Where vector embeddings won’t help. The applies_when gating is doing most of the work right now. Memories with sharp triggers (“when food < 500 AND age == Dark Age”) don’t suffer from retrieval noise because they don’t fire when irrelevant — embedding similarity wouldn’t change that. Where embeddings would help is in the long tail of vaguer memories (“don’t expand too early”) that do over-fire.

The framework people invoke at this point is the classic RAG triad: (1) chunk your knowledge, (2) embed and index, (3) at query time, embed the query and pull the top-K chunks. The simpler our memory file is, the more natural that pipeline becomes. We’ve kept the schema simple (frontmatter + body, one rule per file) explicitly so that bolting on RAG later is a small change — not a memory-store rewrite.

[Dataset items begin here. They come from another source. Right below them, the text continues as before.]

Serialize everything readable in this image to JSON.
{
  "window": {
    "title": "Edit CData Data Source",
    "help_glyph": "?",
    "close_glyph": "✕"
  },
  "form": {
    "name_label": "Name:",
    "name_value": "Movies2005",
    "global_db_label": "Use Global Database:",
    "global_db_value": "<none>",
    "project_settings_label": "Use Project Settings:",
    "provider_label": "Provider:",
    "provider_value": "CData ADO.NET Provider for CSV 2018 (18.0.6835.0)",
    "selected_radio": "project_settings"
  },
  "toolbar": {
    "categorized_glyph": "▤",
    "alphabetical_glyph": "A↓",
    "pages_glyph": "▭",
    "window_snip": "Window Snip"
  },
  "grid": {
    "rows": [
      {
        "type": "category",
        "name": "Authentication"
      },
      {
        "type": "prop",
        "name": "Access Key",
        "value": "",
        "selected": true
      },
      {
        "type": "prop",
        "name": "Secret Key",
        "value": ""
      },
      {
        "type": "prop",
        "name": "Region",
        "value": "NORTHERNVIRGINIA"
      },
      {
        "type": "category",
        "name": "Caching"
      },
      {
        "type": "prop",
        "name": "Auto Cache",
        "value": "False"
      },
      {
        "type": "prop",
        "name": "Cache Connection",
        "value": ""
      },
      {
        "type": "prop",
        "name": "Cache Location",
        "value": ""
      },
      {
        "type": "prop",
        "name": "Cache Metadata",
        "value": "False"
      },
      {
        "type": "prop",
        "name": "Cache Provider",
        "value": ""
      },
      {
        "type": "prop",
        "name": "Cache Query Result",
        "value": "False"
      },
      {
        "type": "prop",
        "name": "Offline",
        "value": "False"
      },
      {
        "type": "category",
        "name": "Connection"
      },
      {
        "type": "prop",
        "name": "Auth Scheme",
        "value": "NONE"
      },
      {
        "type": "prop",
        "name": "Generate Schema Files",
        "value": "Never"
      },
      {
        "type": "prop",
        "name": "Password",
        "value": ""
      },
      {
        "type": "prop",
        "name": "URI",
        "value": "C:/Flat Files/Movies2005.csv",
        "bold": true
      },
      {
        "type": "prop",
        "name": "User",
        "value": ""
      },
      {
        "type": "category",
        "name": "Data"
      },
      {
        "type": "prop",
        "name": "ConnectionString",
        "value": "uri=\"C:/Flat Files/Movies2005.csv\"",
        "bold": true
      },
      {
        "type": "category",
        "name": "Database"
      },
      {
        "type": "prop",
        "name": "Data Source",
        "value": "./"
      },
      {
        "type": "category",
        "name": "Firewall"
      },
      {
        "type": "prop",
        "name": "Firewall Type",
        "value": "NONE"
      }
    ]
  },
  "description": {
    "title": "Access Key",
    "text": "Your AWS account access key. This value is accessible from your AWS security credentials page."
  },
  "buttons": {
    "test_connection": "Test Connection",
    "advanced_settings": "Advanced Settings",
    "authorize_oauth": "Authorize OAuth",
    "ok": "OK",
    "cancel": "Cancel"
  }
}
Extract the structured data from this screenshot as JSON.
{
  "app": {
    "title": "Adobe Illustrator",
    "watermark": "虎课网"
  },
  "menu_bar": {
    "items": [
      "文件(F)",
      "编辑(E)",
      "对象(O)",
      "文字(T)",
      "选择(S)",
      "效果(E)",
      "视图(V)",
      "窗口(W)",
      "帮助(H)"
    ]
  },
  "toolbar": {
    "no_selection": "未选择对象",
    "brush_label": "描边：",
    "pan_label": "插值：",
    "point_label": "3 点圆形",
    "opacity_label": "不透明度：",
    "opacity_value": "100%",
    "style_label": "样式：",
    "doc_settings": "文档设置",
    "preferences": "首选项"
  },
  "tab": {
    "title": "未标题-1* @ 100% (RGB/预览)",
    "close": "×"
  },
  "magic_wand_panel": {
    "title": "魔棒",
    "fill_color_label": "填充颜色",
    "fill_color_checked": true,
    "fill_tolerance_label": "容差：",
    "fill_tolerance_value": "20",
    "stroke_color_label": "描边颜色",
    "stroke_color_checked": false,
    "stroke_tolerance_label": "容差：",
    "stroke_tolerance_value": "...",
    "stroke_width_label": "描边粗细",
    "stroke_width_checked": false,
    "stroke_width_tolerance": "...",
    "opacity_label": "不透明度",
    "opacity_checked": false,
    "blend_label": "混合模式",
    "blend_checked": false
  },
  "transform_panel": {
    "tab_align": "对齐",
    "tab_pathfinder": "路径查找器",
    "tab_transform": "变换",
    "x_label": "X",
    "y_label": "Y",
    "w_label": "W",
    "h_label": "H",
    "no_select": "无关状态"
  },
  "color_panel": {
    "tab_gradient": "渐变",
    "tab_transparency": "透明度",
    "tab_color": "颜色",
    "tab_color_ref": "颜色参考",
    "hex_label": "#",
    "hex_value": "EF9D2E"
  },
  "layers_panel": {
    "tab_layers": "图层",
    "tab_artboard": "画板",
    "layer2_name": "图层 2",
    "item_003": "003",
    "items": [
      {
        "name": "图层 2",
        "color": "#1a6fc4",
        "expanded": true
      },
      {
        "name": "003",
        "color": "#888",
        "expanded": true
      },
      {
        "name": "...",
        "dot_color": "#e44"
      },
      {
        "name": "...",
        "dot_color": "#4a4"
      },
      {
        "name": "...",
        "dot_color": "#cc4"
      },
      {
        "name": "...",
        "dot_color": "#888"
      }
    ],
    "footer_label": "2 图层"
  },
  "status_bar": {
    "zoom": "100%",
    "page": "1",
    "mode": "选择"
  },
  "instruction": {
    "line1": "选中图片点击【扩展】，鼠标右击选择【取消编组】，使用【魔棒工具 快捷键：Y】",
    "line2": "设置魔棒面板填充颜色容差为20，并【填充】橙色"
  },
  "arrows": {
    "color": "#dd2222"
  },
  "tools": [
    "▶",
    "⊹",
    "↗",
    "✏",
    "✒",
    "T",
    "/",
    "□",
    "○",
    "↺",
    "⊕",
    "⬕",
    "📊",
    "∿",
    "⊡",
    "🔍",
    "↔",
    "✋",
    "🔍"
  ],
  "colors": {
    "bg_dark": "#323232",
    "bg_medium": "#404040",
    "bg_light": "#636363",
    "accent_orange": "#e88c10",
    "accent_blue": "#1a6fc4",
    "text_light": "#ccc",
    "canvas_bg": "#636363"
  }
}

Where this code touches the rest of the system

  • Reads prompts/system.md — the executor system prompt the real game agent uses.
  • Writes git commits to the main repo — prompts/system.md changes show up in git log.
  • Writes memories/*.md — read at agent startup by ClaudeProvider (the executor LLM context builder).
  • Writes experiments/results.tsv — the canonical ledger; not source-controlled (it’s per-machine experiment state).